Neuromuscular blockade in patients with IBM does not appear to cause residual muscle weakness based on existing literature review. The largest case series examined 16 patients with IBM undergoing surgery at Mayo Clinic using both depolarizing and non-depolarizing agents with uneventful perioperative outcomes [10]. A separate case report describes a patient undergoing general anesthesia for video-assisted thoracoscopic surgery [11]. A small 10 mg dose of rocuronium was administered for induction with TIVA maintenance using propofol and opioids. Neostigmine was administered for reversal of neuromuscular blockade with return of four strong twitches on peripheral nerve monitoring. However, the patient required prolonged ventilator support in the ICU. This case highlights the need for thorough preoperative workup to assess for baseline muscle weakness from IBM which likely contributed to the prolonged postoperative ventilatory support, based on absence of residual neuromuscular blockade. Administering a decreased dose or avoiding paralytics altogether for shorter cases may be prudent due to decreased pulmonary function and potential for prolonged ventilatory support in certain patients with IBM, as the paralytics may cloud the picture of existing respiratory muscle weakness. For reversal of neuromuscular blockade, sugammadex is recommended as it has been shown to be associated with a lower incidence of major pulmonary complications [12].

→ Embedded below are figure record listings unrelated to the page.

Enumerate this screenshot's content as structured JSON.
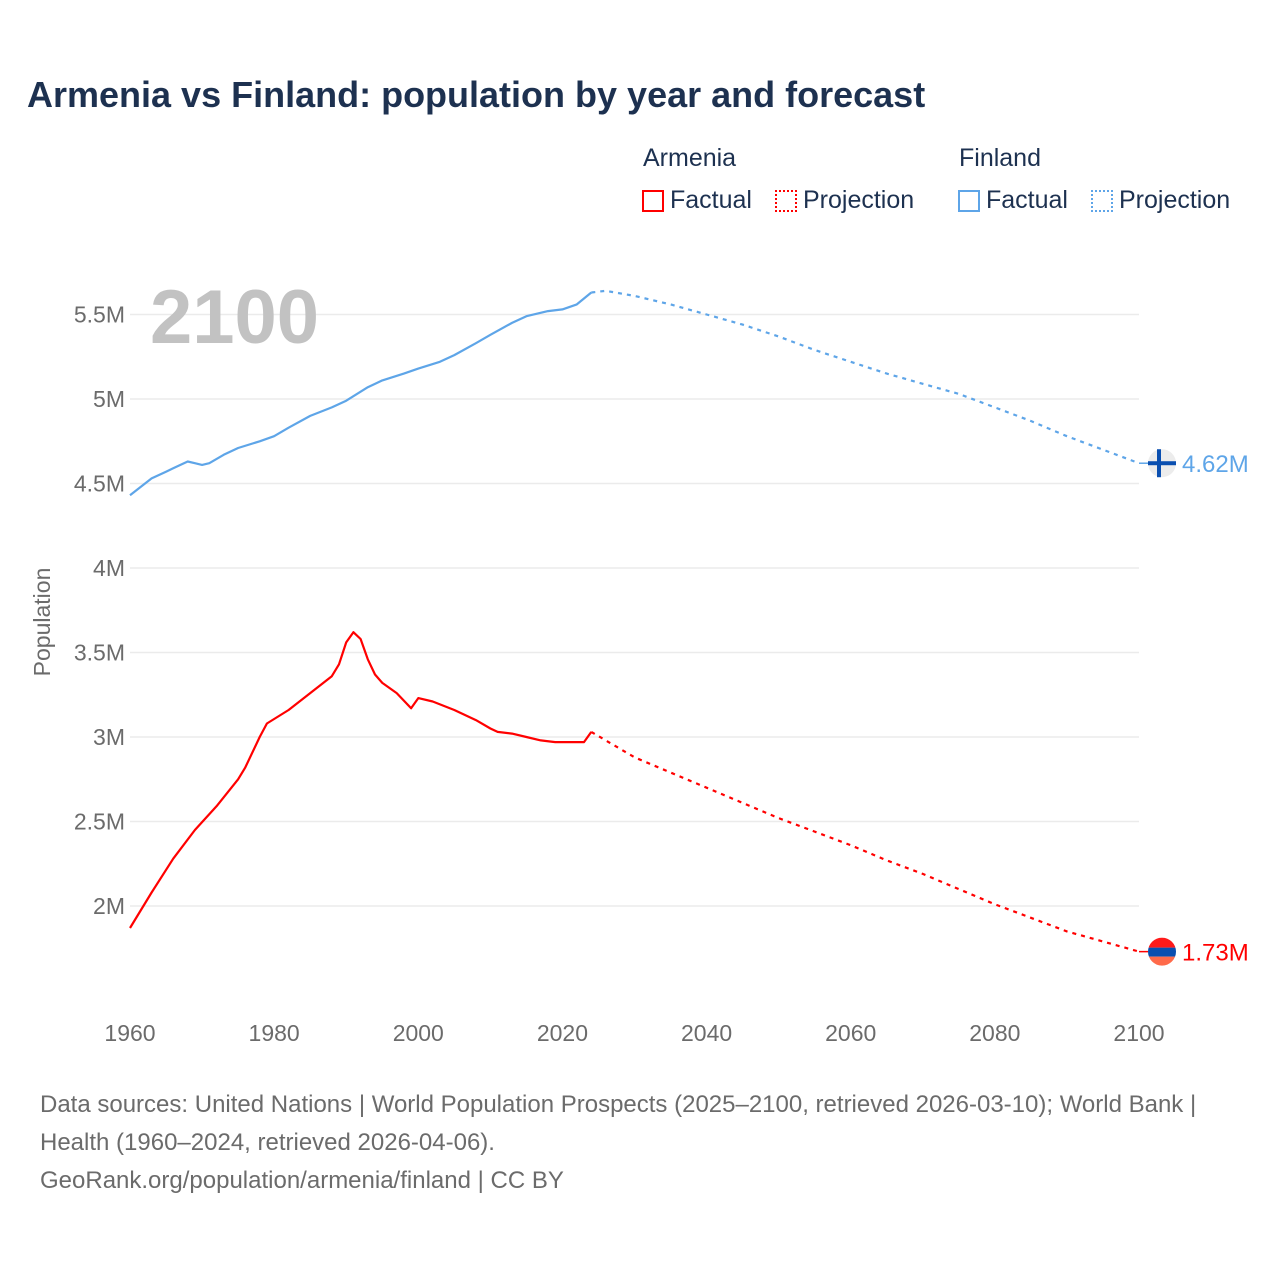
{
  "title": "Armenia vs Finland: population by year and forecast",
  "legend": {
    "groups": [
      {
        "name": "Armenia",
        "factual": "Factual",
        "projection": "Projection",
        "color": "#ff0000"
      },
      {
        "name": "Finland",
        "factual": "Factual",
        "projection": "Projection",
        "color": "#5ea5e8"
      }
    ]
  },
  "source_lines": [
    "Data sources: United Nations | World Population Prospects (2025–2100, retrieved 2026-03-10); World Bank | Health (1960–2024, retrieved 2026-04-06).",
    "GeoRank.org/population/armenia/finland | CC BY"
  ],
  "chart_data": {
    "type": "line",
    "title": "Armenia vs Finland: population by year and forecast",
    "year_watermark": "2100",
    "xlabel": "",
    "ylabel": "Population",
    "xlim": [
      1960,
      2100
    ],
    "ylim": [
      1.5,
      5.75
    ],
    "x_ticks": [
      1960,
      1980,
      2000,
      2020,
      2040,
      2060,
      2080,
      2100
    ],
    "y_ticks": [
      {
        "v": 2,
        "label": "2M"
      },
      {
        "v": 2.5,
        "label": "2.5M"
      },
      {
        "v": 3,
        "label": "3M"
      },
      {
        "v": 3.5,
        "label": "3.5M"
      },
      {
        "v": 4,
        "label": "4M"
      },
      {
        "v": 4.5,
        "label": "4.5M"
      },
      {
        "v": 5,
        "label": "5M"
      },
      {
        "v": 5.5,
        "label": "5.5M"
      }
    ],
    "units": "millions",
    "series": [
      {
        "name": "Finland",
        "color": "#5ea5e8",
        "end_label": "4.62M",
        "flag": "finland-flag",
        "factual": [
          [
            1960,
            4.43
          ],
          [
            1963,
            4.53
          ],
          [
            1965,
            4.57
          ],
          [
            1966,
            4.59
          ],
          [
            1968,
            4.63
          ],
          [
            1969,
            4.62
          ],
          [
            1970,
            4.61
          ],
          [
            1971,
            4.62
          ],
          [
            1973,
            4.67
          ],
          [
            1975,
            4.71
          ],
          [
            1978,
            4.75
          ],
          [
            1980,
            4.78
          ],
          [
            1982,
            4.83
          ],
          [
            1985,
            4.9
          ],
          [
            1988,
            4.95
          ],
          [
            1990,
            4.99
          ],
          [
            1993,
            5.07
          ],
          [
            1995,
            5.11
          ],
          [
            1998,
            5.15
          ],
          [
            2000,
            5.18
          ],
          [
            2003,
            5.22
          ],
          [
            2005,
            5.26
          ],
          [
            2008,
            5.33
          ],
          [
            2010,
            5.38
          ],
          [
            2013,
            5.45
          ],
          [
            2015,
            5.49
          ],
          [
            2018,
            5.52
          ],
          [
            2020,
            5.53
          ],
          [
            2022,
            5.56
          ],
          [
            2024,
            5.63
          ]
        ],
        "projection": [
          [
            2024,
            5.63
          ],
          [
            2026,
            5.64
          ],
          [
            2030,
            5.61
          ],
          [
            2035,
            5.56
          ],
          [
            2040,
            5.5
          ],
          [
            2045,
            5.44
          ],
          [
            2050,
            5.37
          ],
          [
            2055,
            5.29
          ],
          [
            2060,
            5.22
          ],
          [
            2065,
            5.15
          ],
          [
            2070,
            5.09
          ],
          [
            2075,
            5.03
          ],
          [
            2080,
            4.95
          ],
          [
            2085,
            4.87
          ],
          [
            2090,
            4.78
          ],
          [
            2095,
            4.7
          ],
          [
            2100,
            4.62
          ]
        ]
      },
      {
        "name": "Armenia",
        "color": "#ff0000",
        "end_label": "1.73M",
        "flag": "armenia-flag",
        "factual": [
          [
            1960,
            1.87
          ],
          [
            1963,
            2.08
          ],
          [
            1966,
            2.28
          ],
          [
            1969,
            2.45
          ],
          [
            1972,
            2.59
          ],
          [
            1975,
            2.75
          ],
          [
            1976,
            2.82
          ],
          [
            1978,
            3.0
          ],
          [
            1979,
            3.08
          ],
          [
            1982,
            3.16
          ],
          [
            1985,
            3.26
          ],
          [
            1988,
            3.36
          ],
          [
            1989,
            3.43
          ],
          [
            1990,
            3.56
          ],
          [
            1991,
            3.62
          ],
          [
            1992,
            3.58
          ],
          [
            1993,
            3.46
          ],
          [
            1994,
            3.37
          ],
          [
            1995,
            3.32
          ],
          [
            1997,
            3.26
          ],
          [
            1999,
            3.17
          ],
          [
            2000,
            3.23
          ],
          [
            2002,
            3.21
          ],
          [
            2005,
            3.16
          ],
          [
            2008,
            3.1
          ],
          [
            2010,
            3.05
          ],
          [
            2011,
            3.03
          ],
          [
            2013,
            3.02
          ],
          [
            2015,
            3.0
          ],
          [
            2017,
            2.98
          ],
          [
            2019,
            2.97
          ],
          [
            2021,
            2.97
          ],
          [
            2023,
            2.97
          ],
          [
            2024,
            3.03
          ]
        ],
        "projection": [
          [
            2024,
            3.03
          ],
          [
            2030,
            2.88
          ],
          [
            2035,
            2.79
          ],
          [
            2040,
            2.7
          ],
          [
            2045,
            2.61
          ],
          [
            2050,
            2.52
          ],
          [
            2055,
            2.44
          ],
          [
            2060,
            2.36
          ],
          [
            2065,
            2.27
          ],
          [
            2070,
            2.19
          ],
          [
            2075,
            2.1
          ],
          [
            2080,
            2.01
          ],
          [
            2085,
            1.93
          ],
          [
            2090,
            1.85
          ],
          [
            2095,
            1.79
          ],
          [
            2100,
            1.73
          ]
        ]
      }
    ]
  }
}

Succinylcholine is relatively contraindicated in patients with other primary muscle diseases such as Duchenne or Becker muscular dystrophy because of an exaggerated hyperkalemic response and has not been studied closely in patients with IBM [13]. In the Mayo Clinic case series, succinylcholine was used for six patients with no evidence of dysrhythmia or electrocardiographic signs of hyperkalemia [10]. However, serum electrolyte levels were not measured. The limited number of patients and lack of objective data are inconclusive. A larger study is required for a definitive recommendation regarding depolarizing agents and their response in IBM.

4. Summary

IBM clinically presents with varying degrees of muscle involvement. It is important for the anesthesiologist to be aware that IBM may also affect the respiratory muscles in severe cases, which may lead to postoperative respiratory complications including prolonged mechanical ventilation. Recommendations include preoperative optimization, with judicious use of neuromuscular blockade, consideration for total intravenous anesthesia, and planning for potential prolonged ventilator support postoperatively depending on the severity of preexisting conditions due to IBM. Further studies are required for conclusive evidence regarding specific anesthetic agents, but with adequate planning and preparation, general anesthesia can be safely administered in those with IBM.

Conflicts of Interest

The author declares no conflicts of interest.